1. The maximum effect that is observed is produced by a causative agent of barely detectable intensity, and the magnitude of the effect is substantially independent of the intensity of the cause.
2. The effect is of a magnitude that remains close to the limit of detectability; or, many measurements are necessary because of the very low statistical significance of the results.
3. Claims of great accuracy.
4. Fantastic theories contrary to experience.
5. Criticisms are met by ad hoc excuses thought up on the spur of the moment.
6. Ratio of supporters to critics rises up to somewhere near 50 percent and then falls gradually to oblivion.

As Langmuir keenly observes, "These are cases where there is no dishonesty involved but where people are tricked into false results by a lack of understanding about what human beings can do to themselves in the way of being led astray by subjective effects, wishful thinking or threshold interactions."

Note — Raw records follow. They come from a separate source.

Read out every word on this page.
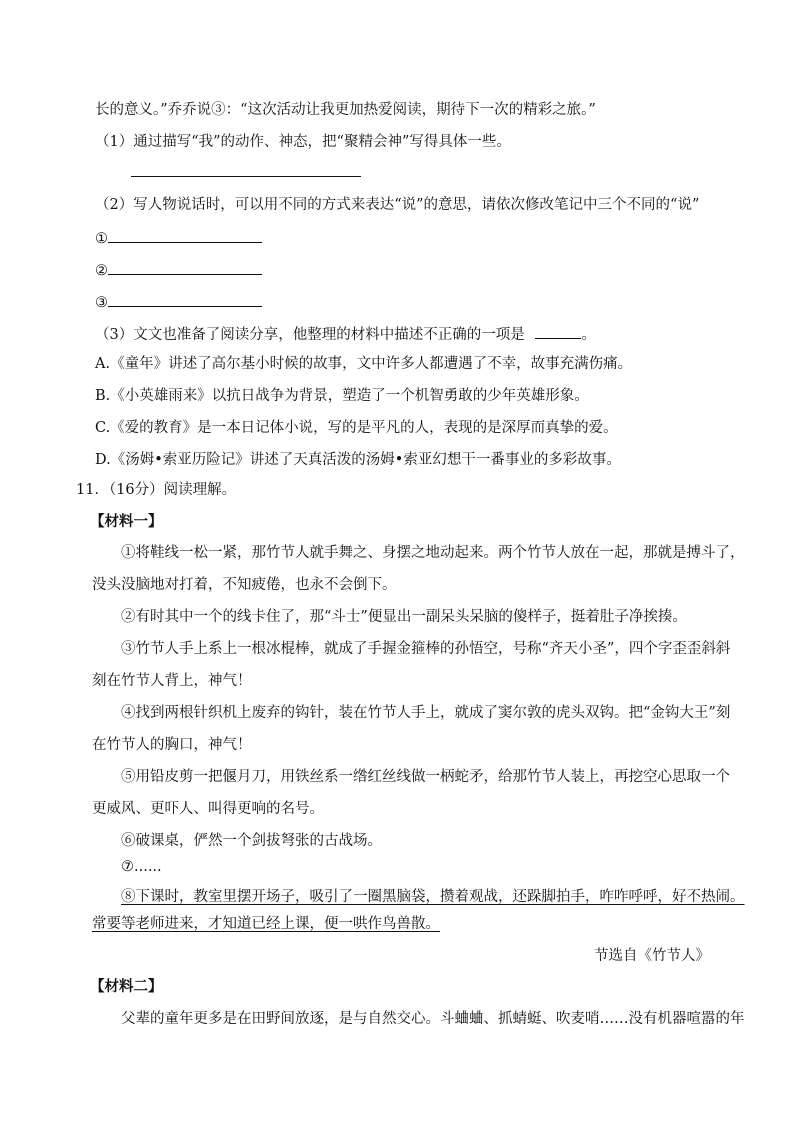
长的意义。”乔乔说③：“这次活动让我更加热爱阅读，期待下一次的精彩之旅。”
（1）通过描写“我”的动作、神态，把“聚精会神”写得具体一些。
（2）写人物说话时，可以用不同的方式来表达“说”的意思，请依次修改笔记中三个不同的“说”
①
②
③
（3）文文也准备了阅读分享，他整理的材料中描述不正确的一项是	。
A.《童年》讲述了高尔基小时候的故事，文中许多人都遭遇了不幸，故事充满伤痛。
B.《小英雄雨来》以抗日战争为背景，塑造了一个机智勇敢的少年英雄形象。
C.《爱的教育》是一本日记体小说，写的是平凡的人，表现的是深厚而真挚的爱。
D.《汤姆•索亚历险记》讲述了天真活泼的汤姆•索亚幻想干一番事业的多彩故事。
11．（16分）阅读理解。
【材料一】
①将鞋线一松一紧，那竹节人就手舞之、身摆之地动起来。两个竹节人放在一起，那就是搏斗了，
没头没脑地对打着，不知疲倦，也永不会倒下。
②有时其中一个的线卡住了，那“斗士”便显出一副呆头呆脑的傻样子，挺着肚子净挨揍。
③竹节人手上系上一根冰棍棒，就成了手握金箍棒的孙悟空，号称“齐天小圣”，四个字歪歪斜斜
刻在竹节人背上，神气！
④找到两根针织机上废弃的钩针，装在竹节人手上，就成了窦尔敦的虎头双钩。把“金钩大王”刻
在竹节人的胸口，神气！
⑤用铅皮剪一把偃月刀，用铁丝系一绺红丝线做一柄蛇矛，给那竹节人装上，再挖空心思取一个
更威风、更吓人、叫得更响的名号。
⑥破课桌，俨然一个剑拔弩张的古战场。
⑦......
⑧下课时，教室里摆开场子，吸引了一圈黑脑袋，攒着观战，还跺脚拍手，咋咋呼呼，好不热闹。
常要等老师进来，才知道已经上课，便一哄作鸟兽散。
节选自《竹节人》
【材料二】
父辈的童年更多是在田野间放逐，是与自然交心。斗蛐蛐、抓蜻蜓、吹麦哨……没有机器喧嚣的年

Incidentally, during the 1950s and 1960s, GE R&D Labs spun off scientific luminaries as prodigiously as did Xerox PARC during the 1970s. My dad's colleagues included Tracy Hall (1919-2008), inventor of the artificial diamond (a different Hall than the one above), and Ray Noorda (1924-2006), founder of Novell (also both Mormon).

We all heard the story growing up, but Hall's obit in the Los Angeles Times credits my dad as the first person to duplicate the "Hall process." It's nice to see it "officially" documented somewhere.

Hall repeated the experiment several times, achieving the same results. On New Year's Eve, GE chemist Hugh H. Woodbury [sic] used Hall's equipment to perform the experiment, becoming the second person to make artificial diamonds.

Just to set the record straight, it's "H. Hugh" (a Utah Mormon naming quirk) and he's a solid-state physicist, not a chemist.